Seventh: The following provisions are inserted for the management of the business and for the conduct of the affairs of the Corporation, and for further definition, limitation and regulation of the powers of the Corporation and of its directors and shareholders:

(A) Election of directors need not be by written ballot unless the by-laws of the Corporation so provide.

(B) The Board of Directors shall have the power, without the assent or vote of the shareholders, to make, alter, amend, change, add to or repeal the by-laws of the Corporation.

(C) The directors in their discretion may submit any contract or act for approval or ratification at any annual meeting of the shareholders or at any meeting of the shareholders called for the purpose of considering any such act or contract, and any contract or act that shall be approved or be ratified by the vote of the holders of a majority of the stock of the Corporation which is represented in person or by proxy at such meeting and entitled to vote thereat (provided that a lawful quorum of shareholders be there represented in person or by proxy) shall be as valid and binding upon the Corporation and upon all the shareholders as though it had been approved or ratified by every shareholder of the Corporation, whether or not the contract or act would otherwise be open to legal attack because of directors’ interests, or for any other reason.

(D) In addition to the powers and authorities hereinbefore or by statute expressly conferred upon them, the directors are hereby empowered to exercise all such powers and do all such acts and things as may be exercised or done by the Corporation; subject, nevertheless, to the provisions of the statutes of the Marshall Islands, of these Articles of Incorporation, and to any by-laws from time to time made by the shareholders; provided, however, that no by-law so made shall invalidate any prior act of the directors which would have been valid if such by-law had not been made.

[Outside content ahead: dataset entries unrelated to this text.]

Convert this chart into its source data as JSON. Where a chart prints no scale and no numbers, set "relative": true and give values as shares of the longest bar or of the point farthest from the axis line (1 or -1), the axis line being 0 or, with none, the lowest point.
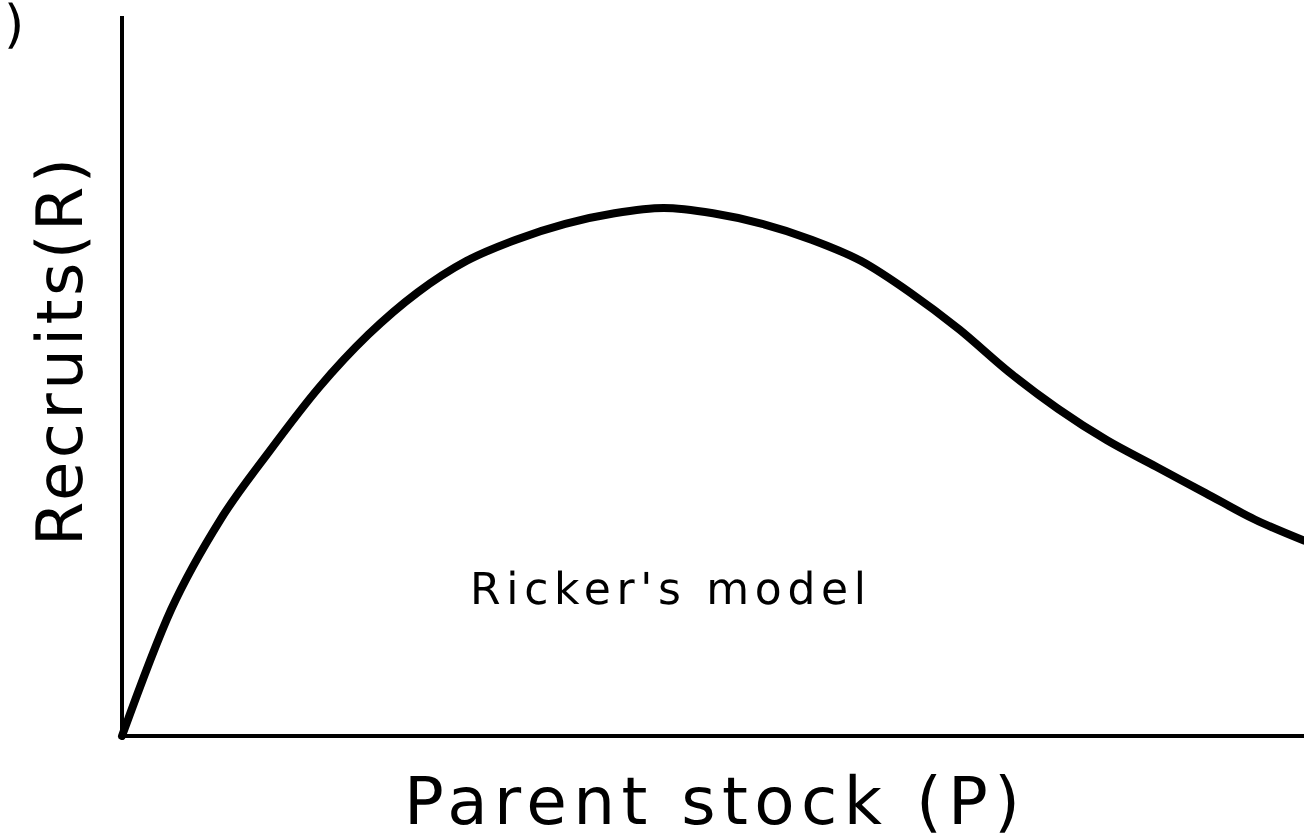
{
  "chart_data": {
    "type": "line",
    "xlabel": "Parent stock (P)",
    "ylabel": "Recruits(R)",
    "relative": true,
    "categories": [
      null,
      null,
      null,
      null,
      null,
      null,
      null,
      null,
      null,
      null,
      null,
      null,
      null,
      null,
      null,
      null,
      null,
      null,
      null,
      null,
      null,
      null,
      null,
      null,
      null
    ],
    "series": [
      {
        "color": "#000000",
        "values": [
          0,
          0.24,
          0.41,
          0.54,
          0.66,
          0.76,
          0.84,
          0.9,
          0.94,
          0.97,
          0.99,
          1,
          0.99,
          0.97,
          0.94,
          0.9,
          0.84,
          0.77,
          0.69,
          0.62,
          0.56,
          0.51,
          0.46,
          0.41,
          0.37
        ]
      }
    ],
    "line_style": "solid",
    "annotations": [
      ")",
      "Ricker's model"
    ]
  }
}
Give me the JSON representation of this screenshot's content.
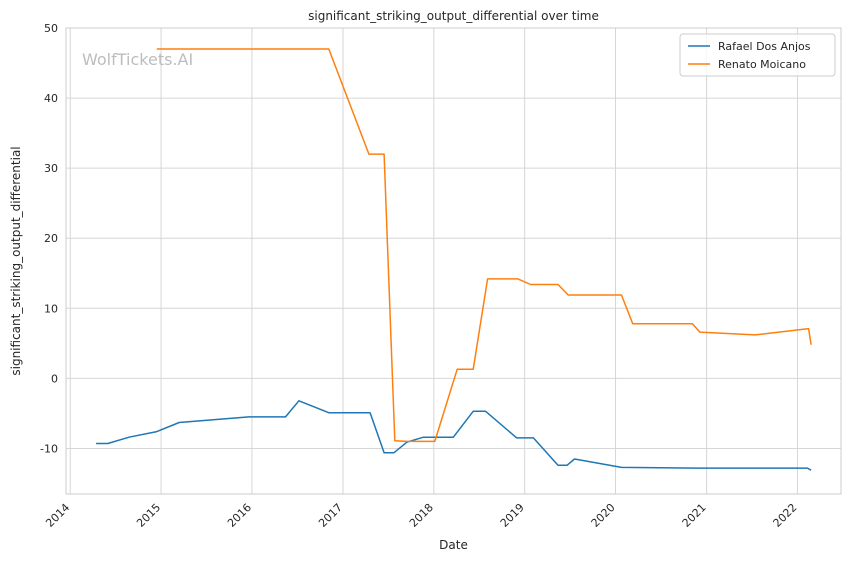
{
  "chart_data": {
    "type": "line",
    "title": "significant_striking_output_differential over time",
    "xlabel": "Date",
    "ylabel": "significant_striking_output_differential",
    "watermark": "WolfTickets.AI",
    "xlim": [
      "2013-12-15",
      "2022-06-25"
    ],
    "ylim": [
      -16.5,
      50
    ],
    "yticks": [
      -10,
      0,
      10,
      20,
      30,
      40,
      50
    ],
    "xticks": [
      "2014",
      "2015",
      "2016",
      "2017",
      "2018",
      "2019",
      "2020",
      "2021",
      "2022"
    ],
    "grid": true,
    "legend_position": "top-right",
    "series": [
      {
        "name": "Rafael Dos Anjos",
        "color": "#1f77b4",
        "points": [
          [
            "2014-04-15",
            -9.3
          ],
          [
            "2014-06-01",
            -9.3
          ],
          [
            "2014-08-25",
            -8.4
          ],
          [
            "2014-12-15",
            -7.6
          ],
          [
            "2015-03-15",
            -6.3
          ],
          [
            "2015-12-20",
            -5.5
          ],
          [
            "2016-05-15",
            -5.5
          ],
          [
            "2016-07-08",
            -3.2
          ],
          [
            "2016-11-05",
            -4.9
          ],
          [
            "2017-04-20",
            -4.9
          ],
          [
            "2017-06-15",
            -10.6
          ],
          [
            "2017-07-25",
            -10.6
          ],
          [
            "2017-09-15",
            -9.1
          ],
          [
            "2017-11-20",
            -8.4
          ],
          [
            "2018-03-20",
            -8.4
          ],
          [
            "2018-06-08",
            -4.7
          ],
          [
            "2018-07-28",
            -4.7
          ],
          [
            "2018-11-30",
            -8.5
          ],
          [
            "2019-02-05",
            -8.5
          ],
          [
            "2019-05-15",
            -12.4
          ],
          [
            "2019-06-20",
            -12.4
          ],
          [
            "2019-07-20",
            -11.5
          ],
          [
            "2020-01-25",
            -12.7
          ],
          [
            "2020-11-20",
            -12.8
          ],
          [
            "2022-02-10",
            -12.8
          ],
          [
            "2022-02-25",
            -13.1
          ]
        ]
      },
      {
        "name": "Renato Moicano",
        "color": "#ff7f0e",
        "points": [
          [
            "2014-12-15",
            47
          ],
          [
            "2016-11-05",
            47
          ],
          [
            "2017-04-15",
            32
          ],
          [
            "2017-06-15",
            32
          ],
          [
            "2017-07-28",
            -8.9
          ],
          [
            "2017-09-15",
            -9.0
          ],
          [
            "2018-01-05",
            -9.0
          ],
          [
            "2018-04-05",
            1.3
          ],
          [
            "2018-06-08",
            1.3
          ],
          [
            "2018-08-05",
            14.2
          ],
          [
            "2018-12-05",
            14.2
          ],
          [
            "2019-01-25",
            13.4
          ],
          [
            "2019-05-15",
            13.4
          ],
          [
            "2019-06-25",
            11.9
          ],
          [
            "2020-01-25",
            11.9
          ],
          [
            "2020-03-10",
            7.8
          ],
          [
            "2020-11-05",
            7.8
          ],
          [
            "2020-12-05",
            6.6
          ],
          [
            "2021-07-15",
            6.2
          ],
          [
            "2022-02-15",
            7.1
          ],
          [
            "2022-02-25",
            4.8
          ]
        ]
      }
    ]
  }
}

(E) A director of the Corporation shall not be personally liable to the Corporation or its shareholders for monetary damages for breach of fiduciary duty as a director, except for liability (i) for any breach of the director’s duty of loyalty to the Corporation or its shareholders, (ii) for acts or omissions not in good faith or which involve intentional misconduct or a knowing violation of law, or (iii) for any transaction from which the director derived an improper personal benefit. If the BCA is amended to authorize corporate action further eliminating or limiting the personal liability of directors, then the liability of a director of the Corporation shall be eliminated or limited to the fullest extent permitted by the BCA, as so amended. Any repeal or modification of this paragraph A by the shareholders of the Corporation shall not adversely affect any right or protection of a director of the Corporation with respect to events occurring prior to the time of such repeal or modification.

(F) The Corporation, to the full extent permitted by Section 60 of the BCA, as amended from time to time, shall indemnify all persons whom it may indemnify pursuant thereto. Expenses (including attorneys’ fees) incurred by an officer or director in defending any civil, criminal, administrative, or investigative action, suit or proceeding for which such officer or director may be entitled to indemnification hereunder shall be paid by the Corporation in advance of the final disposition of such action, suit or proceeding upon receipt of an undertaking

 

 



by or on behalf of such director or officer to repay such amount if it shall ultimately be determined that he is not entitled to be indemnified by the Corporation as authorized hereby.

Eighth: The Corporation shall automatically terminate on [to be filled in prior to filing] [24 months from the consummation of the initial public offering], 2010 (“Termination Date”). This provision may only be amended in connection with, and become effective upon, the consummation of a Business Combination. A proposal to so amend this section may be submitted to shareholders in connection with any proposed Business Combination pursuant to Section Sixth (A) above.